Wenn man es so betrachtet, handelt es sich hier nicht mehr um „Langsamkeit“ oder „ein ins Stocken geratenes Projekt“, sondern eher um eine „richtige Zeit, richtiger Ort, richtige Leute“-Berechnung, die mit äußerster Präzision durchgeführt wird.
Stellen Sie sich das so vor: Anstatt einen Marktplatz zu bauen und dann auf die Suche nach Verkäufern zu gehen, entschied sich Nicolas Kokkalis dafür, zunächst eine Stadt zu bauen.
→ Aufbau der „Bevölkerungs“-Phase (2019–2022): Er brauchte eine echte Nutzerbasis mit echten Identitäten (KYC). In der KI-Welt sind Daten Gold. Ohne Millionen echter Benutzer wäre die spätere Ausführung eines KI-Modells nur noch theoretisches Gerede. Dies war eine kritische Phase der Bevorratung von „Rohmaterial“.
→ Die „Human-in-the-Loop“-Phase: Egal wie gut die KI wird, manchmal geht es trotzdem schief. Seit 2013 forscht er daran, Maschinen und Menschen zusammenarbeiten zu lassen. Das Knotennetzwerk von Pi ist genau dieser riesige „Filter“. Wenn die KI eine Bestätigung oder eine echte menschliche Entscheidung benötigt, wird dieses dezentrale Netzwerk zum leistungsstärksten verfügbaren Werkzeug, das kein Konkurrent einfach kopieren kann.
→ Die Phase „Aktivierung“ (2023–2026): Dann ist die „Maschine“ fertig, die Menschen sind vor Ort und die Daten sind vorhanden. Zufälligerweise bricht der weltweite KI-Boom aus und die Kosten sinken stark. Anstatt ein Jahrzehnt damit zu verbringen, KI von Grund auf neu zu entwickeln, „stecken“ Sie einfach moderne KI-Technologie in eine bereits fertige Plattform. Das ist die perfekte Konvergenz.
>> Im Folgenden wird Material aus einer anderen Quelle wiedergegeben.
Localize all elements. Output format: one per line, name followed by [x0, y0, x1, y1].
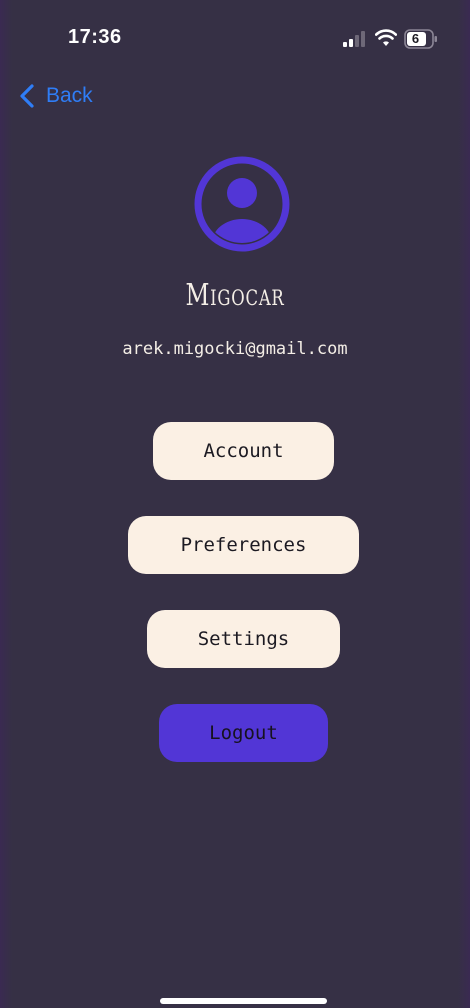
chevron-left-icon — [20, 84, 34, 108]
back-button[interactable]: Back — [18, 80, 93, 112]
profile-screen: 17:36 6 Back Migocar arek.migocki@gmail.… — [0, 0, 470, 1008]
account-button[interactable]: Account — [153, 422, 334, 480]
status-time: 17:36 — [68, 26, 122, 48]
status-bar: 17:36 6 — [0, 0, 470, 80]
preferences-button[interactable]: Preferences — [128, 516, 359, 574]
profile-name: Migocar — [185, 278, 285, 313]
logout-button[interactable]: Logout — [159, 704, 328, 762]
signal-icon — [343, 31, 365, 47]
back-label: Back — [46, 84, 93, 107]
wifi-icon — [375, 29, 397, 46]
settings-button[interactable]: Settings — [147, 610, 340, 668]
user-circle-icon — [194, 156, 290, 252]
battery-level: 6 — [411, 31, 420, 46]
profile-email: arek.migocki@gmail.com — [122, 339, 348, 359]
home-indicator — [160, 998, 327, 1004]
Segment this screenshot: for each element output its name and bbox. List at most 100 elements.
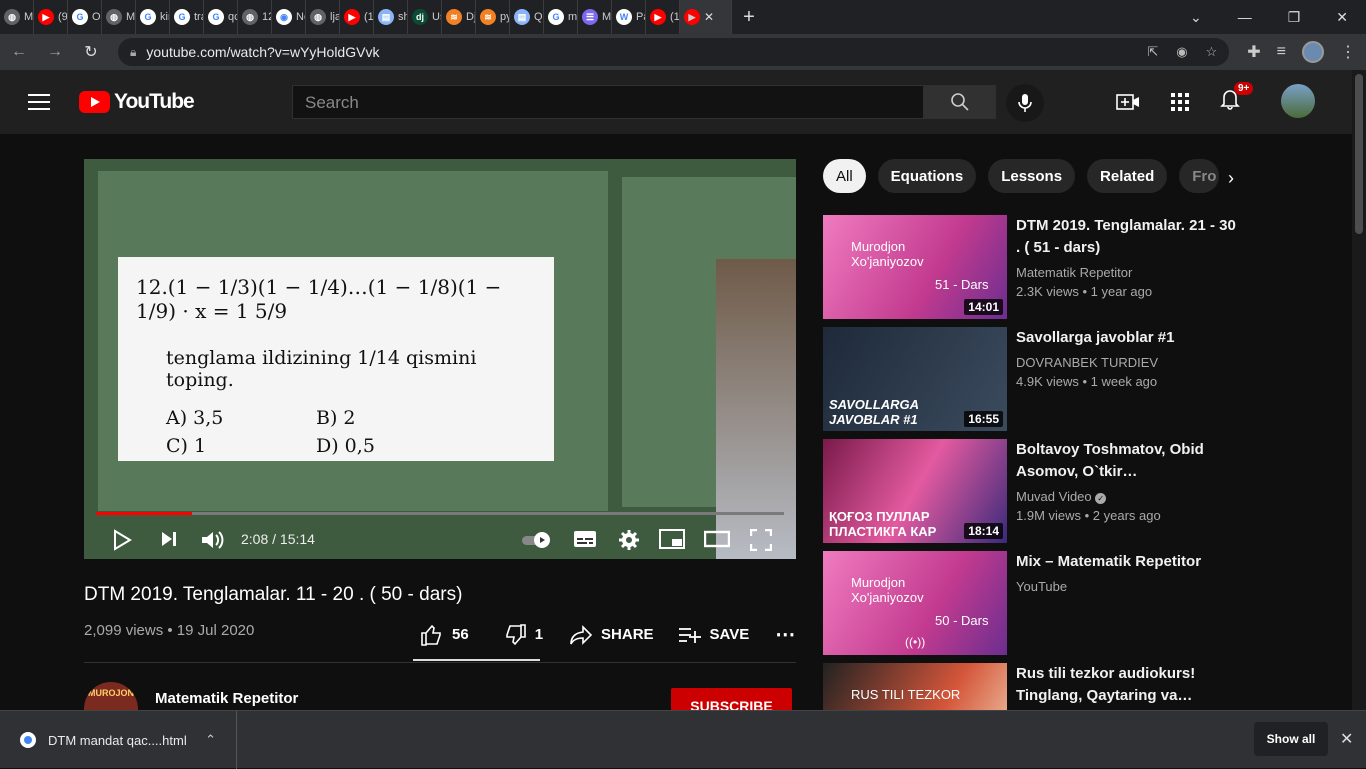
tab-19[interactable]: ▶ (1( [646,0,680,34]
recommendation-item[interactable]: SAVOLLARGA JAVOBLAR #1 16:55 Savollarga ja… [823,327,1243,431]
tab-6[interactable]: Gqc [204,0,238,34]
recommendation-item[interactable]: ҚОҒОЗ ПУЛЛАР ПЛАСТИКГА КАР 18:14 Boltavoy … [823,439,1243,543]
chip-lessons[interactable]: Lessons [988,159,1076,193]
minimize-icon[interactable]: — [1238,9,1252,25]
recommendation-title[interactable]: Boltavoy Toshmatov, Obid Asomov, O`tkir… [1016,439,1236,483]
subtitles-button[interactable] [573,530,597,548]
volume-button[interactable] [200,529,226,551]
voice-search-button[interactable] [1006,84,1044,122]
chip-equations[interactable]: Equations [877,159,977,193]
tab-13[interactable]: ≋ Dj [442,0,476,34]
search-input[interactable]: Search [292,85,924,119]
dislike-button[interactable]: 1 [503,623,543,646]
tab-label: M [602,11,612,23]
recommendation-channel[interactable]: YouTube [1016,579,1067,594]
recommendation-channel[interactable]: Muvad Video ✓ [1016,489,1107,504]
media-queue-icon[interactable]: ≡ [1277,43,1286,61]
video-thumbnail[interactable]: SAVOLLARGA JAVOBLAR #1 16:55 [823,327,1007,431]
tab-2[interactable]: G O' [68,0,102,34]
recommendation-title[interactable]: Mix – Matematik Repetitor [1016,551,1236,573]
notifications-button[interactable]: 9+ [1220,82,1254,115]
window-close-icon[interactable]: ✕ [1336,9,1348,26]
forward-icon[interactable]: → [46,43,64,61]
account-avatar[interactable] [1281,84,1315,118]
tab-active[interactable]: ▶ ✕ [680,0,732,34]
fullscreen-button[interactable] [750,529,772,551]
tab-14[interactable]: ≋ py [476,0,510,34]
recommendation-item[interactable]: Murodjon Xo'janiyozov 51 - Dars 14:01 DTM 2… [823,215,1243,319]
tab-4[interactable]: Gkir [136,0,170,34]
apps-grid-icon[interactable] [1170,92,1190,112]
search-button[interactable] [924,85,996,119]
subscribe-button[interactable]: SUBSCRIBE [671,688,792,710]
book-icon: ▤ [514,9,530,25]
open-in-app-icon[interactable]: ⇱ [1147,44,1158,60]
channel-name[interactable]: Matematik Repetitor [155,690,298,707]
menu-kebab-icon[interactable]: ⋮ [1340,42,1356,62]
scrollbar-thumb[interactable] [1355,74,1363,234]
youtube-logo[interactable]: YouTube [79,90,195,114]
theater-mode-button[interactable] [704,530,730,548]
eye-off-icon[interactable]: ◉ [1176,44,1187,60]
tab-12[interactable]: dj Us [408,0,442,34]
back-icon[interactable]: ← [10,43,28,61]
chip-all[interactable]: All [823,159,866,193]
recommendation-channel[interactable]: DOVRANBEK TURDIEV [1016,355,1158,370]
create-video-icon[interactable] [1116,92,1140,112]
recommendation-title[interactable]: DTM 2019. Tenglamalar. 21 - 30 . ( 51 - … [1016,215,1236,259]
chevron-right-icon[interactable]: › [1228,168,1234,189]
tab-3[interactable]: ◍ M [102,0,136,34]
video-player[interactable]: 12.(1 − 1/3)(1 − 1/4)…(1 − 1/8)(1 − 1/9)… [84,159,796,559]
reload-icon[interactable]: ↻ [82,42,100,62]
video-thumbnail[interactable]: ҚОҒОЗ ПУЛЛАР ПЛАСТИКГА КАР 18:14 [823,439,1007,543]
recommendation-channel[interactable]: Matematik Repetitor [1016,265,1132,280]
settings-button[interactable] [618,529,640,551]
chevron-up-icon[interactable]: ⌃ [205,732,216,748]
save-button[interactable]: SAVE [678,625,749,645]
chip-related[interactable]: Related [1087,159,1168,193]
play-button[interactable] [112,529,132,551]
tab-7[interactable]: ◍ 12 [238,0,272,34]
tab-9[interactable]: ◍ lja [306,0,340,34]
tab-17[interactable]: ☰ M [578,0,612,34]
menu-hamburger-icon[interactable] [28,94,50,110]
download-item[interactable]: DTM mandat qac....html ⌃ [0,711,237,769]
tab-5[interactable]: Gtra [170,0,204,34]
page-scrollbar[interactable] [1352,70,1366,710]
channel-avatar[interactable]: MUROJON [84,682,138,712]
tab-close-icon[interactable]: ✕ [704,10,714,24]
lock-icon[interactable]: 🔒︎ [130,45,136,60]
new-tab-button[interactable]: + [732,6,766,29]
tab-search-icon[interactable]: ⌄ [1190,9,1202,26]
tab-1[interactable]: ▶ (9) [34,0,68,34]
address-bar[interactable]: 🔒︎ youtube.com/watch?v=wYyHoldGVvk ⇱ ◉ ☆ [118,38,1230,66]
tab-8[interactable]: ◉ Ne [272,0,306,34]
thumbnail-text: Murodjon Xo'janiyozov [851,239,924,269]
more-actions-icon[interactable]: ⋯ [775,622,795,647]
show-all-button[interactable]: Show all [1254,722,1328,756]
tab-11[interactable]: ▤ sh [374,0,408,34]
recommendation-title[interactable]: Rus tili tezkor audiokurs! Tinglang, Qay… [1016,663,1236,707]
tab-18[interactable]: W Pa [612,0,646,34]
chip-fro[interactable]: Fro [1179,159,1220,193]
next-button[interactable] [160,531,178,547]
autoplay-toggle[interactable] [521,531,553,549]
bookmark-star-icon[interactable]: ☆ [1206,44,1218,60]
share-button[interactable]: SHARE [569,624,654,646]
recommendation-title[interactable]: Savollarga javoblar #1 [1016,327,1236,349]
volume-icon [202,531,224,549]
extensions-icon[interactable]: ✚ [1247,42,1260,62]
video-thumbnail[interactable]: Murodjon Xo'janiyozov 51 - Dars 14:01 [823,215,1007,319]
close-download-bar-icon[interactable]: ✕ [1340,729,1353,749]
miniplayer-button[interactable] [659,529,685,549]
tab-10[interactable]: ▶ (1( [340,0,374,34]
profile-avatar[interactable] [1302,41,1324,63]
like-button[interactable]: 56 [420,624,469,646]
tab-15[interactable]: ▤ Qu [510,0,544,34]
maximize-icon[interactable]: ❐ [1288,9,1301,26]
tab-16[interactable]: Gm [544,0,578,34]
progress-bar[interactable] [96,512,784,515]
recommendation-item[interactable]: Murodjon Xo'janiyozov 50 - Dars ((•)) Mix –… [823,551,1243,655]
tab-0[interactable]: ◍ M [0,0,34,34]
video-thumbnail[interactable]: Murodjon Xo'janiyozov 50 - Dars ((•)) [823,551,1007,655]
Warum ist das ein so scharfer Schritt?→ Kein Geldverbrauch für den Aufbau von Technologie von Grund auf: Jeder in der Technologiebranche weiß, dass die Entwicklung von etwas Neuem ein Vermögen kostet, während die Verwendung bestehender Tools (LLMs, APIs) zur Optimierung weitaus intelligenter ist.
→ Ein Wettbewerbsvorteil, der nicht kopiert werden kann: Sie können den Code von Pi kopieren, aber Sie können nicht eine mehrjährige, KYC-verifizierte Community von Millionen kopieren. Das ist ein Graben, den kein Projekt über Nacht bauen kann.
→ Genau den „Sweet Spot“ des Marktes treffen: Wenn er alles im Jahr 2018 gestartet hätte, bevor die KI ausgereift war, wäre das Projekt nur eine gewöhnliche Web3-App gewesen, nichts Bahnbrechendes. Doch durch die Integration von KI entsteht nun ein wirklich intelligentes Ökosystem.
Kurz gesagt: Nach dieser Theorie spielt Nicolas Kokkalis Schach. Es ist ihm egal, wie sehr die Menge ihn drängt, er hat einfach darauf gewartet, dass die KI-„Figur“ auf dem Spielbrett landet, damit sie sich mit der Community-„Figur“ verbinden kann, an deren Aufbau er jahrelang gearbeitet hat. Wenn diese beiden Teile zusammenpassen, erhält das Ökosystem echte Sprengkraft.